To mark the centenary of the death of Auguste Rodin, the museum will be asserting its programme more strongly than ever in cooperation with contemporary artists and is giving carte blanche to the artist Anselm Kiefer. Installed in the exhibition hall, the exhibition will demonstrate the unusual convergence of these two giants, shaped with freedom and liberated from all artistic contingencies.
The similar backgrounds, sources of inspiration and creative processes between Kiefer and Rodin reveal an instinctive originality. Drawn by the accidental, open to chance, they exploit all domains, manipulate all materials, heading off the beaten path and allow themselves a myriad of arrangements and daring transformations. Drawn by the debris and offcuts directly resulting from Rodin’s sculpture style, which he combines with relics of his own life and other unusual materials, Anselm Kiefer produces a series of entirely unprecedented displays. The artists takes it all in, absorbs and digests it to create new forms. Behind the glass, Kiefer watches for the spark of his metamorphoses with a keen eye.

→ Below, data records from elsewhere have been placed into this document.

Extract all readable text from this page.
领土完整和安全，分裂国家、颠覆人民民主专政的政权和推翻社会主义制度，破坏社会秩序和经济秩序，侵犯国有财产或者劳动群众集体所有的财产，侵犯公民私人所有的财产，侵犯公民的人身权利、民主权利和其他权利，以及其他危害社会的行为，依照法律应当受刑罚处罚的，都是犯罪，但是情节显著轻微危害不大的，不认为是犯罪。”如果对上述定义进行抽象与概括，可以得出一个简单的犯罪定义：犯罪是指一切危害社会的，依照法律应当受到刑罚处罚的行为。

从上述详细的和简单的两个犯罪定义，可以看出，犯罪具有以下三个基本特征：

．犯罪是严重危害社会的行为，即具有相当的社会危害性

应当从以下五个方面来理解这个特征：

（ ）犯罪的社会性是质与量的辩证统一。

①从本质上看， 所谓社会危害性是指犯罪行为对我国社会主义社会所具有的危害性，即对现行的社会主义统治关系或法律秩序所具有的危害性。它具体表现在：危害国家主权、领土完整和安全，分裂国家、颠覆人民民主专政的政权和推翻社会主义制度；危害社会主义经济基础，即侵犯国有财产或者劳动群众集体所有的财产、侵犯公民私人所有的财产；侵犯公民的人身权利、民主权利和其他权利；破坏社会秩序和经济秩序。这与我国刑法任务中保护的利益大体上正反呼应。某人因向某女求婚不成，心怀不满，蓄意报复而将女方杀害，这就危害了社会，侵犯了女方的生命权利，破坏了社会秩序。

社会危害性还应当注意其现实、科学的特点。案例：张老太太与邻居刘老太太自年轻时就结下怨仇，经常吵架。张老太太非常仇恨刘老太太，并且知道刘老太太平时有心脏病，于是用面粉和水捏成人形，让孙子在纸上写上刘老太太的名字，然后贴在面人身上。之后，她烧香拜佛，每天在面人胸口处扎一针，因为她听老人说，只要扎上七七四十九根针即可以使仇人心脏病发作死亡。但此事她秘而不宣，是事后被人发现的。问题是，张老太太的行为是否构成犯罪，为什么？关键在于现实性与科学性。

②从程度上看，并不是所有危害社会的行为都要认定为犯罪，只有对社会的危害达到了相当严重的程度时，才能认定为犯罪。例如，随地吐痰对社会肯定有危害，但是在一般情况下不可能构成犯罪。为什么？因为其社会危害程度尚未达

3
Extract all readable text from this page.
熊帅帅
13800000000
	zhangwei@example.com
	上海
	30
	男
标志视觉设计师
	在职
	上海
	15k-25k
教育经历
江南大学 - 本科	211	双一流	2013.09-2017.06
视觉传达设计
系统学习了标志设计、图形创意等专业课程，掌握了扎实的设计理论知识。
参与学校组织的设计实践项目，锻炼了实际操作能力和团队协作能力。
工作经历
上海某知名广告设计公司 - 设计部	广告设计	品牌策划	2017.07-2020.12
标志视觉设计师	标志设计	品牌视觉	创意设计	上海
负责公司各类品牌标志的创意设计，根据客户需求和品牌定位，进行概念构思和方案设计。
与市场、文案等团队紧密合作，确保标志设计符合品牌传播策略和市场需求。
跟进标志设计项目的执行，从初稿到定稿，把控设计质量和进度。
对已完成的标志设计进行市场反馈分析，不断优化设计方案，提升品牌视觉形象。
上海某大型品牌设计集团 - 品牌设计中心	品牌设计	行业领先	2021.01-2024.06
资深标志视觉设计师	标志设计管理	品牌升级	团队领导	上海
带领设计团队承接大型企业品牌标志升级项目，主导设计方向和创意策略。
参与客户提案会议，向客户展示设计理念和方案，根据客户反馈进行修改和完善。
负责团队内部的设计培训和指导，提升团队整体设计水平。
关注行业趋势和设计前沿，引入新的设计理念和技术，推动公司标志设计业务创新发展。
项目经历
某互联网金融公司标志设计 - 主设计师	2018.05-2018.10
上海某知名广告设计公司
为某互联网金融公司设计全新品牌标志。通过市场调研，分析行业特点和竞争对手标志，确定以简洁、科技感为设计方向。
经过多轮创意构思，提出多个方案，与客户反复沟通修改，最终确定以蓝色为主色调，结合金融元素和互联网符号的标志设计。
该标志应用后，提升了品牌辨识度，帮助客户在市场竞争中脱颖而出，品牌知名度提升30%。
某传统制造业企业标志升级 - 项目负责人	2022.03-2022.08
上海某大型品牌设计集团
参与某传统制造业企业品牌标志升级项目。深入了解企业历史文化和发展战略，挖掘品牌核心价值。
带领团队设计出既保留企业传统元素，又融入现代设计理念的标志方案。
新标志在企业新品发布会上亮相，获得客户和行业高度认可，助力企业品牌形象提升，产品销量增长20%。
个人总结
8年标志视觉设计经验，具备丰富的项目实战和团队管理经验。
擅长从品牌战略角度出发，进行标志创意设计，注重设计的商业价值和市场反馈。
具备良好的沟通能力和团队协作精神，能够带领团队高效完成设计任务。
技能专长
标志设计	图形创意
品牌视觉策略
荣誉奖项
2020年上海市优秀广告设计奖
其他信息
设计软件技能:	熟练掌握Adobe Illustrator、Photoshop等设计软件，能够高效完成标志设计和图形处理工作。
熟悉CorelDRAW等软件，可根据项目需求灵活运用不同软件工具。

Similarly, the exhumed, tired and dirtied, sealed, broken and disembowelled moulds of Rodin’s works testify to a past life and a life yet to come. The form is imprisoned, preserved, ready to bloom, almost palpable, permeated, compelled and perpetually reinvented by the gaze of the observer. Echoing this presentation, the museum displays will be altered to exhibit entirely unknown plasters by Rodin for the first time that reflect the shared concerns of the two artists and the same aesthetic combat. Although Kiefer and Rodin play with all mediums and use every type of technique to understand and absorb the legacies of the past and quench their love of their trade, they above all glorify their shared cult through a common quest, the quest for truth with no embellishment.